The US pushed hard for the adoption of a 12-year data exclusivity period for biologics but encountered significant opposition, notably from Australia, which maintains a legislated 5-year period for all pharmaceuticals, including biologics.
The final wording of the TPPA has provided some public ambiguity in relation to the issue. It says countries can provide a legislated 8-year period, or a ‘market protection’ period that delivers a “comparable outcome” of 8 years comprised of a legislated 5 year period plus “other measures”.
Former trade minister Andrew Robb avoided discussing the specifics of the wording, preferring to focus on the ability for Australia to avoid legislating an 8-year period and using language such as the ‘Australian way’.
However, the US has consistently said, including publicly, that the TPPA requires countries to guarantee a minimum 8-year period, through either a single legislated period or in combination with an additional ‘market protection’ period.

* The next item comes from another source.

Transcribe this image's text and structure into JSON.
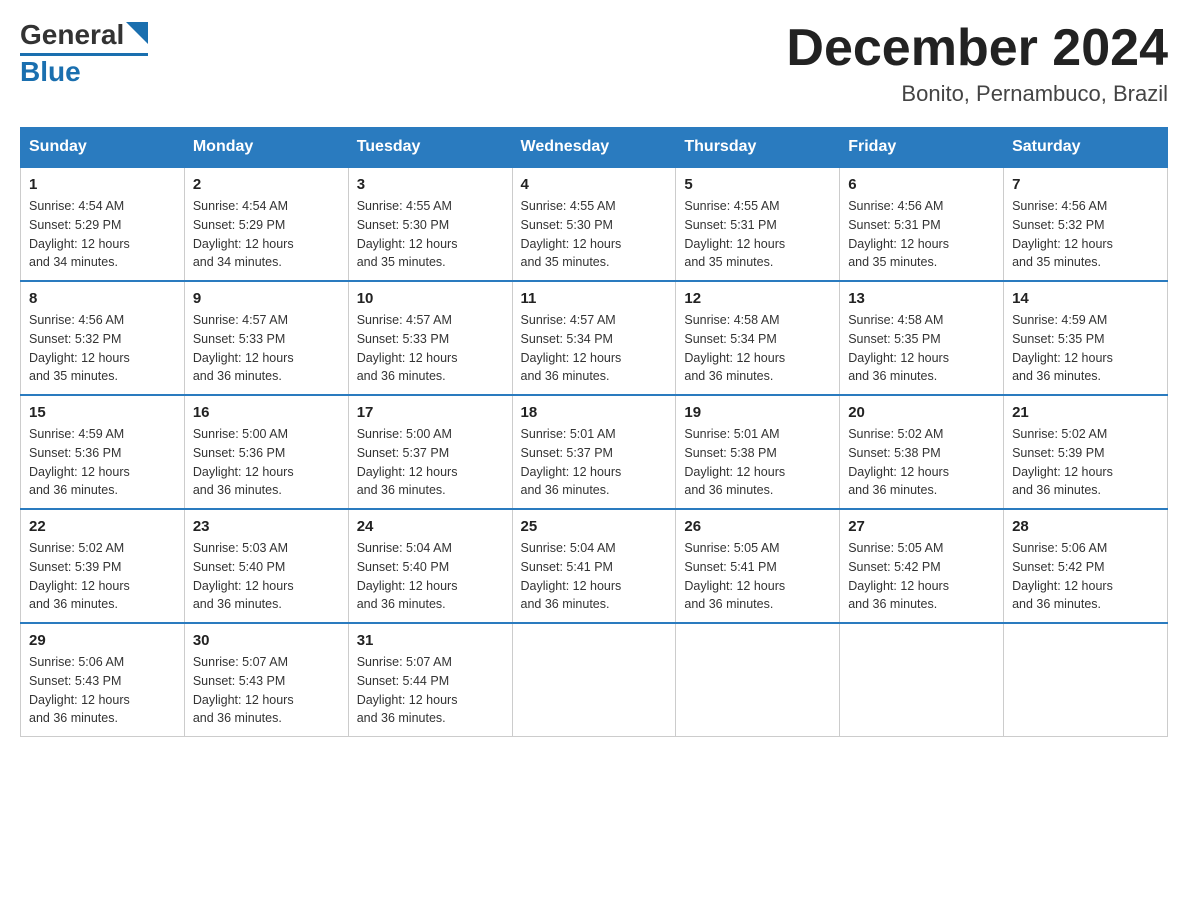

Mr Robb is understood to have argued during the negotiations that Australia’s regulatory and reimbursement processes provide an ‘effective’ data exclusivity period in addition to the legislated 5-year period. The US is known to be seeking guarantees on these matters given, in their absence, Congress is unlikely to back the TPPA.
Labor has jumped on comments by Trade Minister Steve Ciobo at a conference in Melbourne.
“Whoever wins the forthcoming Australian election will need to play a key role in terms of what can be done around biologics which seems to be the main sticking point … with respect to the debate that is happening in the US,” he said.
Whilst not an explicit concession on the issue, Mr Ciobo's comments indicate the Government does understand the the importance of this matter to the US.
"Labor calls on the Coalition to come clean on its plans to erode the PBS," said shadow trade minister Penny Wong and shadow health minister Catherine King in a joint statement.
"A Shorten Labor Government will not accept any provisions or changes to the TPP which will increase the cost or restrict the availability of medicines for Australians."